Home Business Working to save the third phase of tax cuts: Madeleine King

Working to save the third phase of tax cuts: Madeleine King


A cabinet minister says the government has no plans to abandon controversial tax cuts after a week of division in the Labor party over the political risks to Prime Minister Anthony Albanese if he reneges on his election pledge to keep legislative tax breaks.

“We have no plans to change the tax cuts in phase three,” Resources Minister Madeleine King told Sky News on Sunday.

Resources Minister Madeleine King says the Albanian government will honor its electoral commitments and has “no plans” to back down on controversial tax cuts.credit:James Brickwood

“Obviously there’s a conversation going on in the community … but there’s no change planned by this government right now.”

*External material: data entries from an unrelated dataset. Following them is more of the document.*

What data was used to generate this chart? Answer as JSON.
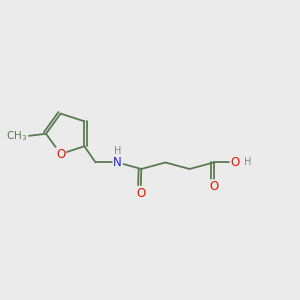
{
  "background_color": "#ebebeb",
  "bond_color": "#5a7a52",
  "atom_colors": {
    "O": "#ee1100",
    "N": "#2222dd",
    "H": "#888888"
  },
  "font_size_atoms": 8.5,
  "font_size_h": 7.0,
  "line_width": 1.3,
  "dbo": 0.09,
  "figsize": [
    3.0,
    3.0
  ],
  "dpi": 100,
  "xlim": [
    0,
    10
  ],
  "ylim": [
    0,
    10
  ]
}
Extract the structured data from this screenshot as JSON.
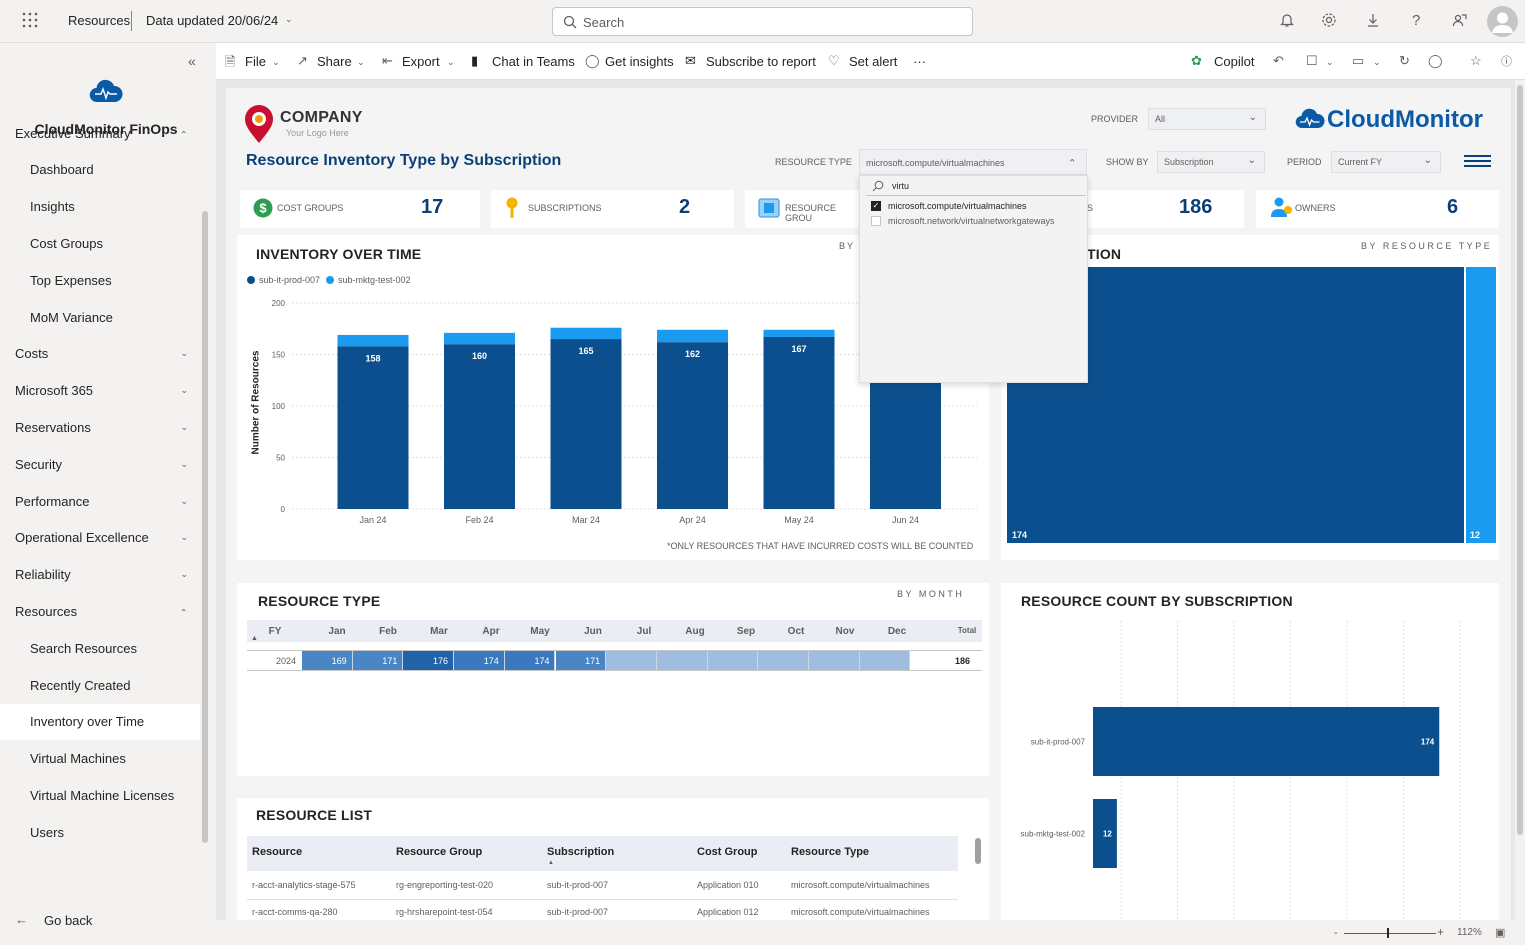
{
  "topbar": {
    "breadcrumb": "Resources",
    "data_updated": "Data updated 20/06/24",
    "search_placeholder": "Search"
  },
  "sidebar": {
    "app_title": "CloudMonitor FinOps",
    "items": [
      {
        "label": "Executive Summary",
        "level": 1,
        "expanded": true
      },
      {
        "label": "Dashboard",
        "level": 2
      },
      {
        "label": "Insights",
        "level": 2
      },
      {
        "label": "Cost Groups",
        "level": 2
      },
      {
        "label": "Top Expenses",
        "level": 2
      },
      {
        "label": "MoM Variance",
        "level": 2
      },
      {
        "label": "Costs",
        "level": 1
      },
      {
        "label": "Microsoft 365",
        "level": 1
      },
      {
        "label": "Reservations",
        "level": 1
      },
      {
        "label": "Security",
        "level": 1
      },
      {
        "label": "Performance",
        "level": 1
      },
      {
        "label": "Operational Excellence",
        "level": 1
      },
      {
        "label": "Reliability",
        "level": 1
      },
      {
        "label": "Resources",
        "level": 1,
        "expanded": true
      },
      {
        "label": "Search Resources",
        "level": 2
      },
      {
        "label": "Recently Created",
        "level": 2
      },
      {
        "label": "Inventory over Time",
        "level": 2,
        "active": true
      },
      {
        "label": "Virtual Machines",
        "level": 2
      },
      {
        "label": "Virtual Machine Licenses",
        "level": 2
      },
      {
        "label": "Users",
        "level": 2
      }
    ],
    "go_back": "Go back"
  },
  "toolbar": {
    "file": "File",
    "share": "Share",
    "export": "Export",
    "chat": "Chat in Teams",
    "insights": "Get insights",
    "subscribe": "Subscribe to report",
    "alert": "Set alert",
    "more": "···",
    "copilot": "Copilot"
  },
  "report": {
    "company": "COMPANY",
    "company_tag": "Your Logo Here",
    "title": "Resource Inventory Type by Subscription",
    "brand": "CloudMonitor",
    "filters": {
      "provider_label": "PROVIDER",
      "provider_value": "All",
      "resource_type_label": "RESOURCE TYPE",
      "resource_type_value": "microsoft.compute/virtualmachines",
      "show_by_label": "SHOW BY",
      "show_by_value": "Subscription",
      "period_label": "PERIOD",
      "period_value": "Current FY"
    },
    "dropdown": {
      "search_text": "virtu",
      "options": [
        {
          "label": "microsoft.compute/virtualmachines",
          "checked": true
        },
        {
          "label": "microsoft.network/virtualnetworkgateways",
          "checked": false
        }
      ]
    },
    "kpis": [
      {
        "label": "COST GROUPS",
        "value": "17"
      },
      {
        "label": "SUBSCRIPTIONS",
        "value": "2"
      },
      {
        "label": "RESOURCE GROU",
        "value": ""
      },
      {
        "label": "S",
        "value": "186"
      },
      {
        "label": "OWNERS",
        "value": "6"
      }
    ],
    "inventory": {
      "title": "INVENTORY OVER TIME",
      "by_label": "BY",
      "ylabel": "Number of Resources",
      "footnote": "*ONLY RESOURCES THAT HAVE INCURRED COSTS WILL BE COUNTED"
    },
    "treemap": {
      "title_fragment": "TION",
      "by_label": "BY RESOURCE TYPE",
      "values": [
        174,
        12
      ]
    },
    "resource_type": {
      "title": "RESOURCE TYPE",
      "by_label": "BY MONTH",
      "headers": [
        "FY",
        "Jan",
        "Feb",
        "Mar",
        "Apr",
        "May",
        "Jun",
        "Jul",
        "Aug",
        "Sep",
        "Oct",
        "Nov",
        "Dec",
        "Total"
      ],
      "row": {
        "fy": "2024",
        "values": [
          "169",
          "171",
          "176",
          "174",
          "174",
          "171",
          "",
          "",
          "",
          "",
          "",
          ""
        ],
        "total": "186"
      }
    },
    "count_by_sub": {
      "title": "RESOURCE COUNT BY SUBSCRIPTION"
    },
    "resource_list": {
      "title": "RESOURCE LIST",
      "headers": [
        "Resource",
        "Resource Group",
        "Subscription",
        "Cost Group",
        "Resource Type"
      ],
      "rows": [
        [
          "r-acct-analytics-stage-575",
          "rg-engreporting-test-020",
          "sub-it-prod-007",
          "Application 010",
          "microsoft.compute/virtualmachines"
        ],
        [
          "r-acct-comms-qa-280",
          "rg-hrsharepoint-test-054",
          "sub-it-prod-007",
          "Application 012",
          "microsoft.compute/virtualmachines"
        ]
      ]
    }
  },
  "status": {
    "zoom": "112%"
  },
  "colors": {
    "dark": "#0b4f8f",
    "light": "#1a9bf0",
    "title": "#0b3f77"
  },
  "chart_data": [
    {
      "type": "bar",
      "title": "INVENTORY OVER TIME",
      "ylabel": "Number of Resources",
      "categories": [
        "Jan 24",
        "Feb 24",
        "Mar 24",
        "Apr 24",
        "May 24",
        "Jun 24"
      ],
      "series": [
        {
          "name": "sub-it-prod-007",
          "values": [
            158,
            160,
            165,
            162,
            167,
            158
          ]
        },
        {
          "name": "sub-mktg-test-002",
          "values": [
            11,
            11,
            11,
            12,
            7,
            13
          ]
        }
      ],
      "ylim": [
        0,
        200
      ],
      "yticks": [
        0,
        50,
        100,
        150,
        200
      ],
      "stacked": true
    },
    {
      "type": "bar",
      "title": "RESOURCE COUNT BY SUBSCRIPTION",
      "orientation": "horizontal",
      "categories": [
        "sub-it-prod-007",
        "sub-mktg-test-002"
      ],
      "values": [
        174,
        12
      ],
      "xlim": [
        0,
        200
      ]
    }
  ]
}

Treasurer Jim Chalmers said on Friday the government was considering changes to the policy to benefit low- and middle-income earners, who should get tax relief as part of the cuts, but to a lesser extent than higher earners.

The tax cuts were legislated by the former coalition government in 2018 and were due to be introduced in 2024, and Labor promised in the election campaign to keep them, but debate has raged over whether it is still appropriate to give people earning more than $180,000 , a tax credit of $9,075. , given the changed economic climate since the pandemic the national debt is expected to exceed 1 trillion for two years.


Sydney Morning Herald and The era confirmed Treasury officials have been asked to prepare a new cost estimate for the third phase of tax cuts amid concerns the package’s impact will exceed the $243 billion forecast made just months ago.

“When it comes to tax cuts, I think we’ve made a clear point that when it comes to cost-of-living assistance, it needs to be targeted at low- and middle-income people,” Chalmers said.

Opposition Leader Peter Dutton said the tax cuts are planned to be delivered in three phases, with the first two phases targeting middle-income earners and the third targeting those on higher incomes.